Dude, Where's My Enlightenment decided to take me to task for my post on the hidden costs of female professors because my post is purely anecdotal and because I don't present the "data" backing up my claims that women, due to gender discrimination, suffer more "challenging" students while equally being called upon to nurture said students. Wiseacre writes:

The post claims that much of this has been studied and documented but doesn't cite any of it and the post is based entirely on anecdotal evidence. I'm going to do the politically incorrect thing here and call bullshit on this kind of armchair feminist speculating. Now, I don't know what studies she's referring to, but I'd like to know if they took into account syllabi and experiences like mine into account. Young instructors and nontenured professors are all subject to stress, anxiety, fatigue, etc. more than tenured faculty.

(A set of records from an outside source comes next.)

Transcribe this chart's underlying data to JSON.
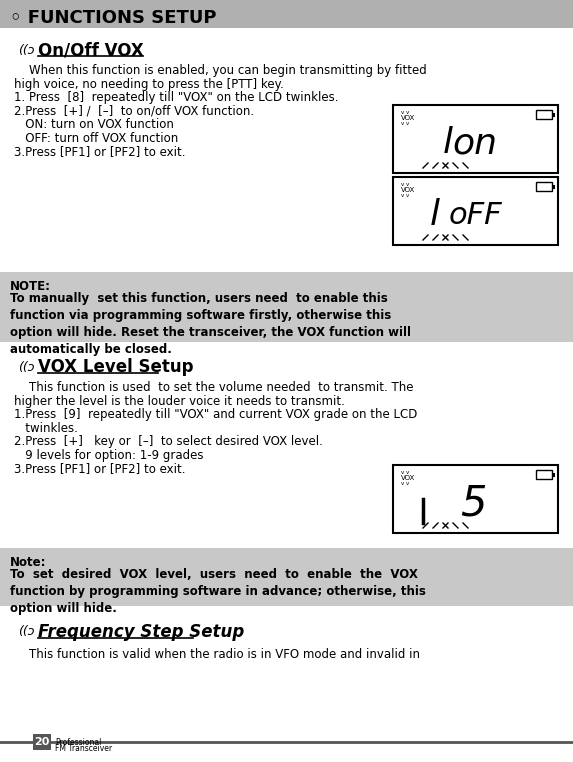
{
  "bg_color": "#ffffff",
  "header_bg": "#b0b0b0",
  "header_text": "◦ FUNCTIONS SETUP",
  "header_fontsize": 13,
  "note_bg1": "#c8c8c8",
  "note_bg2": "#c8c8c8",
  "footer_line_color": "#555555",
  "page_num": "20",
  "page_sub1": "Professional",
  "page_sub2": "FM Transceiver",
  "section1_title": "On/Off VOX",
  "section1_body": [
    "    When this function is enabled, you can begin transmitting by fitted",
    "high voice, no needing to press the [PTT] key.",
    "1. Press  [8]  repeatedly till \"VOX\" on the LCD twinkles.",
    "2.Press  [+] /  [–]  to on/off VOX function.",
    "   ON: turn on VOX function",
    "   OFF: turn off VOX function",
    "3.Press [PF1] or [PF2] to exit."
  ],
  "note1_label": "NOTE:",
  "note1_body": "To manually  set this function, users need  to enable this\nfunction via programming software firstly, otherwise this\noption will hide. Reset the transceiver, the VOX function will\nautomatically be closed.",
  "section2_title": "VOX Level Setup",
  "section2_body": [
    "    This function is used  to set the volume needed  to transmit. The",
    "higher the level is the louder voice it needs to transmit.",
    "1.Press  [9]  repeatedly till \"VOX\" and current VOX grade on the LCD",
    "   twinkles.",
    "2.Press  [+]   key or  [–]  to select desired VOX level.",
    "   9 levels for option: 1-9 grades",
    "3.Press [PF1] or [PF2] to exit."
  ],
  "note2_label": "Note:",
  "note2_body": "To  set  desired  VOX  level,  users  need  to  enable  the  VOX\nfunction by programming software in advance; otherwise, this\noption will hide.",
  "section3_title": "Frequency Step Setup",
  "section3_body": "    This function is valid when the radio is in VFO mode and invalid in "
}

I'm dubious of the claim that young, non-tenured, female professors experience more of this than their male peers.


Fair enough. I didn't dutifully produce a bibliography of the studies, data and scholarship on this question. In my defense, it is a blog. But, sense Wiseacre reasons from his own experience that men and women are equally burdened, and hence denies gender discrimination in Academia, I will link to some helpful resources:

1. Chilly Climate for Women Faculty in Academe (website with useful bibliography).
2. Women-Related Higher Education Sites (links to reports from AAUP, National Academy of Sciences, Association for Women in Science,
3. National Council for Research on Women (sponsored by AAC&U, references to studies such as how gender influences classroom dynamics)
4. Gender and Student Evaluations of Teaching, Political Science and Politics, Kristi Andersen and Elizabeth D. Miller (on JSTOR).
5. Who Will Do the Science of the Future? (National Academy of the Sciences Report).
6. WaPo article on Ben Barres (reporting on Nature Article).
7. Why So Slow? Virginia Valian.
8. Women in Science, Yu Xie and Kimberlee Shauman (Harvard UP)

I have to go teach, so this is the best I could come up with for the moment. But, I am sure readers out there can add more references.

While I wrote my post in an anecdotal, personal way, I foolishly thought that by now most people are aware of the growing body of literature substantiating my core claim. I thought it was as untrivial as African Americans are subject to racial profiling. Hence, my aim was not to rehearse all the research out there on this issue, but to give a personal account of women's experiences in the classroom.

I should also note that while I do believe that women experience all sorts of gender discrimination in higher ed, that doesn't mean I don't think faculty at large universities aren't overburdened, overworked, or just plain screwed over by the system. I can easily see how Wiseacre gets challenged by students, is overworked by the administration etc., but this does not lead me to conclude that women aren't suffering from gender discrimination. To reach that conclusion would require studies and comparing apples to apples.